For the families of those who died on that day 16 years ago, the new memorial is a welcome addition.
"A piece of steel symbolizes 9/11 and what happened that day and the buildings that got knocked down," Jim Riches, a former deputy chief of the New York Fire Department who lost his son Jimmy in the tragedy, tells Bustle. "I think it sends a message to all the countries in NATO about how serious this issue is, and how they had to use the Article 5 to go against the [perpetrators]. It shows the seriousness of it, the symbolism of what happened to the world that day."
But beyond seeing the Brussels memorial as a fitting tribute, Riches and others who lost family members on that day see it as an important improvement upon the 9/11 memorial in New York. Some victims' families feel that memorial was built without their consultation, input, or consent.
"They try to make money off the memorial," says Riches. "That's the biggest disgrace of all."
"Ground Zero has turned into a tourist trap, a money pit, and basically a commercial endeavor. And that is a disgrace."
Riches' sentiment is shared by Sally Regenhard, whose son Christian was a fire fighter who also lost his life. She has advocated since 9/11 for improved building codes for buildings like the World Trade Center, hoping to prevent anything like that tragedy from happening again. Regenhard says she's upset by the New York City 9/11 Memorial and how it was built against the wishes of the families.
"Right now, today, all those human remains are down there, against the wishes of the families," she says. "And Ground Zero has turned into a tourist trap, a money pit, and basically a commercial endeavor. And that is a disgrace.
"Personally I hate the steel, because to me it's a symbol of what killed my son, the inadequacy of the building. ... However, I think it's wonderful that they are unveiling, and having this type of memorial."
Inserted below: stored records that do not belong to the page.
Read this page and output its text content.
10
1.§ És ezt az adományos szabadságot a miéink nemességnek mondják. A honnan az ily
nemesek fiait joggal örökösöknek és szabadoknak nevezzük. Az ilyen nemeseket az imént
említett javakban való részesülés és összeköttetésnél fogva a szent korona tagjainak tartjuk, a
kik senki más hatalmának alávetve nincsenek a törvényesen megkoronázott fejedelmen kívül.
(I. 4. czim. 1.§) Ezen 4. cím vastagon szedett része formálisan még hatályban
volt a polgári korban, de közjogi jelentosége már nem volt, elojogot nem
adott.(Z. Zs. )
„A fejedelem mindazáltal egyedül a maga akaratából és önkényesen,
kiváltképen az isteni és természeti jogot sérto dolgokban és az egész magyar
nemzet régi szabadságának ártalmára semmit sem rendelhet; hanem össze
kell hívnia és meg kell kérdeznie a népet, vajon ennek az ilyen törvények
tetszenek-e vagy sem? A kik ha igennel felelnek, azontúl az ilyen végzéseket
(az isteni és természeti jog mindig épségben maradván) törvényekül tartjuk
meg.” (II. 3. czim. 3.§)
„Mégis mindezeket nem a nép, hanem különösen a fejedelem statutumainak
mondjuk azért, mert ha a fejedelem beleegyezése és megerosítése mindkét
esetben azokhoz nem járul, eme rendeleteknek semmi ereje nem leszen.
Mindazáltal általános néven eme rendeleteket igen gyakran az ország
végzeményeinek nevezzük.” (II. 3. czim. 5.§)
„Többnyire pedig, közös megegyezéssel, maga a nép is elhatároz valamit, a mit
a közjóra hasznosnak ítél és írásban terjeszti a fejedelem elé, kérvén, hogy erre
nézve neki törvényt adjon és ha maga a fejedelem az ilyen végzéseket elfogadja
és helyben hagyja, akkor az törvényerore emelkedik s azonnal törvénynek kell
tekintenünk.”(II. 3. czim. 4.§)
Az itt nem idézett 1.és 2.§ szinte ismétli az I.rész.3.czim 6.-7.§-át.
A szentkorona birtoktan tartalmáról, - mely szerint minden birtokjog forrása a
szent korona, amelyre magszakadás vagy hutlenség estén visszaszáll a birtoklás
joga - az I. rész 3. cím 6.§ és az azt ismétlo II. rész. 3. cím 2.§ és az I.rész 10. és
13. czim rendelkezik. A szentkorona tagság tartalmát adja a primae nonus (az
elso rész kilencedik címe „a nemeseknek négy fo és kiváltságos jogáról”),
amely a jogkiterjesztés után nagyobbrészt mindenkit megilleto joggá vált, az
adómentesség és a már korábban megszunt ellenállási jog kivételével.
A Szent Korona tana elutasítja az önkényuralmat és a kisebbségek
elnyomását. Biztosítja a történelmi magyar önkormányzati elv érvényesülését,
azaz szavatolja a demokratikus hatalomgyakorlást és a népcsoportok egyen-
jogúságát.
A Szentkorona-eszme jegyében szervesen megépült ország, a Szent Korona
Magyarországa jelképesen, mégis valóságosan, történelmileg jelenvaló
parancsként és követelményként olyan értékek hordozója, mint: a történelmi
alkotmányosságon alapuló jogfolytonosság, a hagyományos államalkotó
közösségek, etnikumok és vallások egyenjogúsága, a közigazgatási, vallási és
Regenhard compares the site in Lower Manhattan with the ones in Shanksville, Pennsylvania and Arlington National Cemetery in Virginia, which are administered by the National Parks Service and freely open to the public. In comparison, there's a $24 entry fee to the 9/11 Memorial in New York City, which she vows to never visit. She does, however, hope to one day visit the one in Brussels.
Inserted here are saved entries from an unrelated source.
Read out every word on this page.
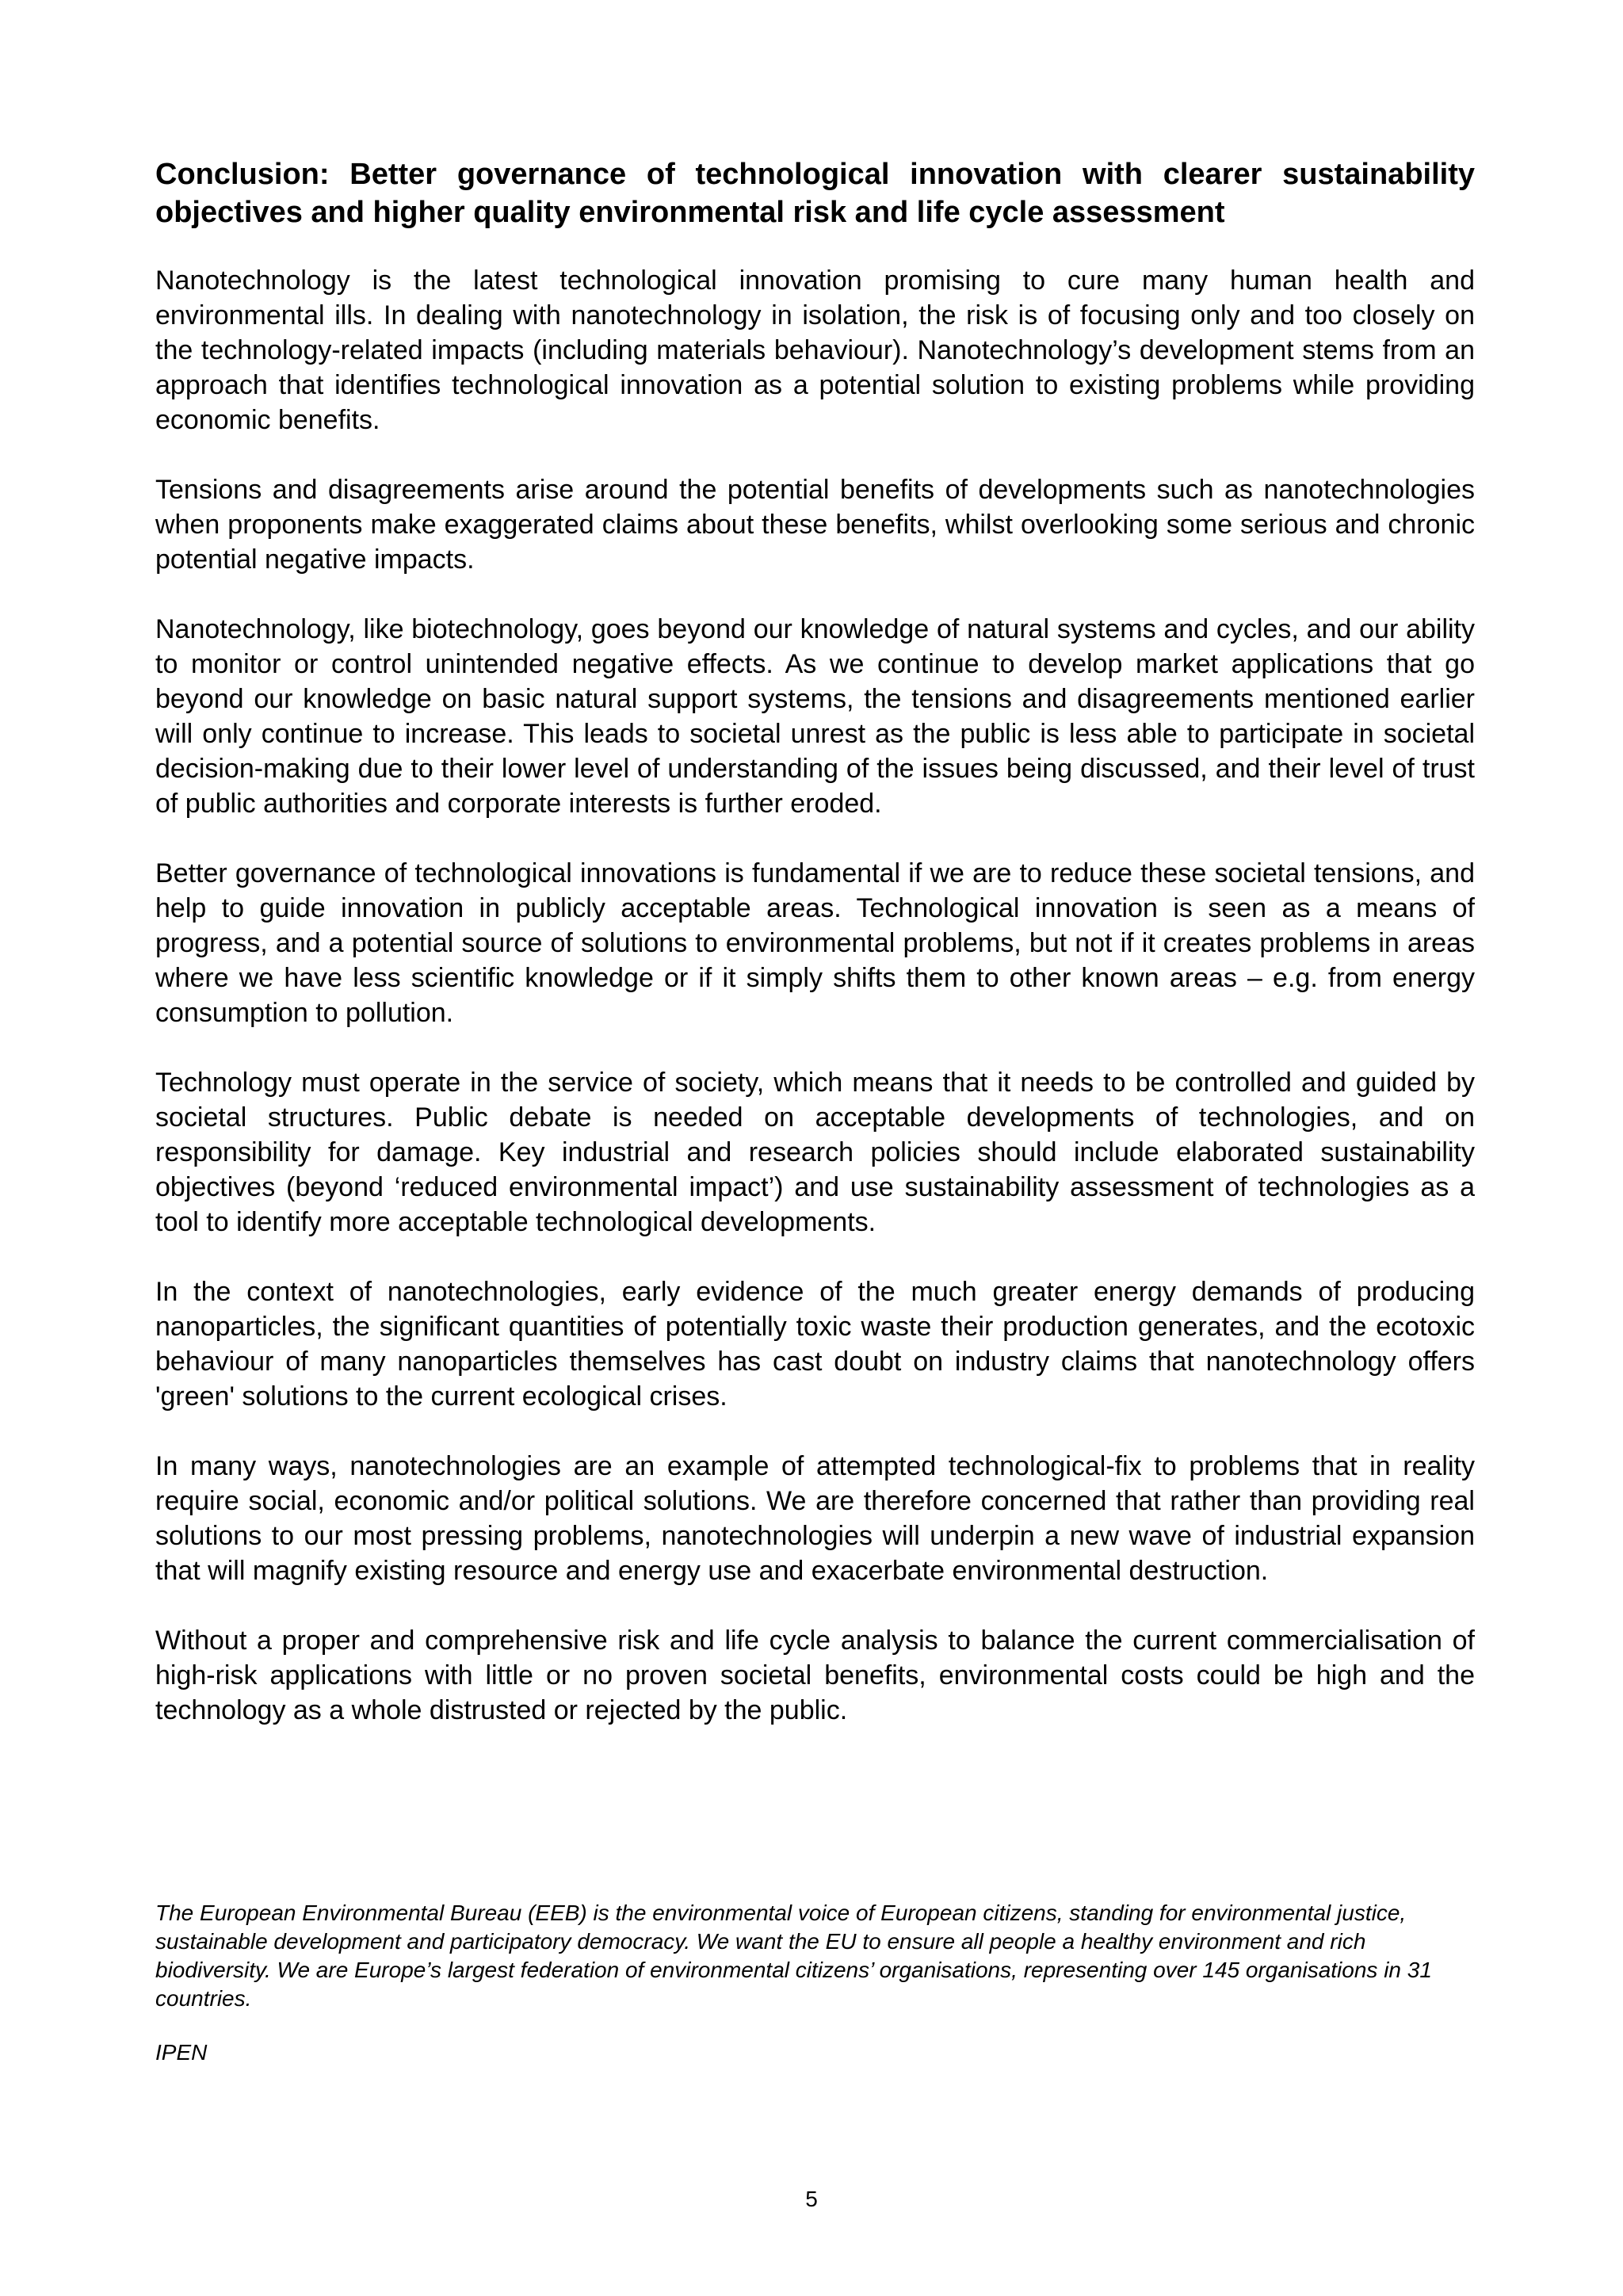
Conclusion: Better governance of technological innovation with clearer sustainability objectives and higher quality environmental risk and life cycle assessment

Nanotechnology is the latest technological innovation promising to cure many human health and environmental ills. In dealing with nanotechnology in isolation, the risk is of focusing only and too closely on the technology-related impacts (including materials behaviour). Nanotechnology’s development stems from an approach that identifies technological innovation as a potential solution to existing problems while providing economic benefits.

Tensions and disagreements arise around the potential benefits of developments such as nanotechnologies when proponents make exaggerated claims about these benefits, whilst overlooking some serious and chronic potential negative impacts.

Nanotechnology, like biotechnology, goes beyond our knowledge of natural systems and cycles, and our ability to monitor or control unintended negative effects. As we continue to develop market applications that go beyond our knowledge on basic natural support systems, the tensions and disagreements mentioned earlier will only continue to increase. This leads to societal unrest as the public is less able to participate in societal decision-making due to their lower level of understanding of the issues being discussed, and their level of trust of public authorities and corporate interests is further eroded.

Better governance of technological innovations is fundamental if we are to reduce these societal tensions, and help to guide innovation in publicly acceptable areas. Technological innovation is seen as a means of progress, and a potential source of solutions to environmental problems, but not if it creates problems in areas where we have less scientific knowledge or if it simply shifts them to other known areas – e.g. from energy consumption to pollution.

Technology must operate in the service of society, which means that it needs to be controlled and guided by societal structures. Public debate is needed on acceptable developments of technologies, and on responsibility for damage. Key industrial and research policies should include elaborated sustainability objectives (beyond ‘reduced environmental impact’) and use sustainability assessment of technologies as a tool to identify more acceptable technological developments.

In the context of nanotechnologies, early evidence of the much greater energy demands of producing nanoparticles, the significant quantities of potentially toxic waste their production generates, and the ecotoxic behaviour of many nanoparticles themselves has cast doubt on industry claims that nanotechnology offers 'green' solutions to the current ecological crises.

In many ways, nanotechnologies are an example of attempted technological-fix to problems that in reality require social, economic and/or political solutions. We are therefore concerned that rather than providing real solutions to our most pressing problems, nanotechnologies will underpin a new wave of industrial expansion that will magnify existing resource and energy use and exacerbate environmental destruction.

Without a proper and comprehensive risk and life cycle analysis to balance the current commercialisation of high-risk applications with little or no proven societal benefits, environmental costs could be high and the technology as a whole distrusted or rejected by the public.

The European Environmental Bureau (EEB) is the environmental voice of European citizens, standing for environmental justice, sustainable development and participatory democracy. We want the EU to ensure all people a healthy environment and rich biodiversity. We are Europe’s largest federation of environmental citizens’ organisations, representing over 145 organisations in 31 countries.

IPEN

5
"Personally I hate the steel, because to me it's a symbol of what killed my son, the inadequacy of the building," she says. "However, I think it's wonderful that they are unveiling, and having this type of memorial. ... I'm glad to see that there is a European or NATO country type of memorial erected there."
"I'll never be happy, but I'm gratified to see that."
For Regenhard, having a memorial at NATO headquarters reminds people in those countries of what they're defending, and how they have to remain united against terror.
"I appreciate it, because we feel that the world is forgetting about 9/11 and they're forgetting about the people who died there," she says.
"I'll never be happy, but I'm gratified to see that," says Regenhard. "I hope to be able to visit some time soon."
Riches shares her sentiment.
"I think it keeps them aware. This is what happened that day," he says. "You look at that and go 'Oh my god, look at that piece of steel.' It's a disaster. It reminds you of the tragedy that happened that day."
And remembering is key to prevention, according to Riches.
"You'll keep thinking about it. Never forget it," he says. "Don't let it happen anywhere in Europe, or in the United States or anywhere else. You don't want it to happen to anybody."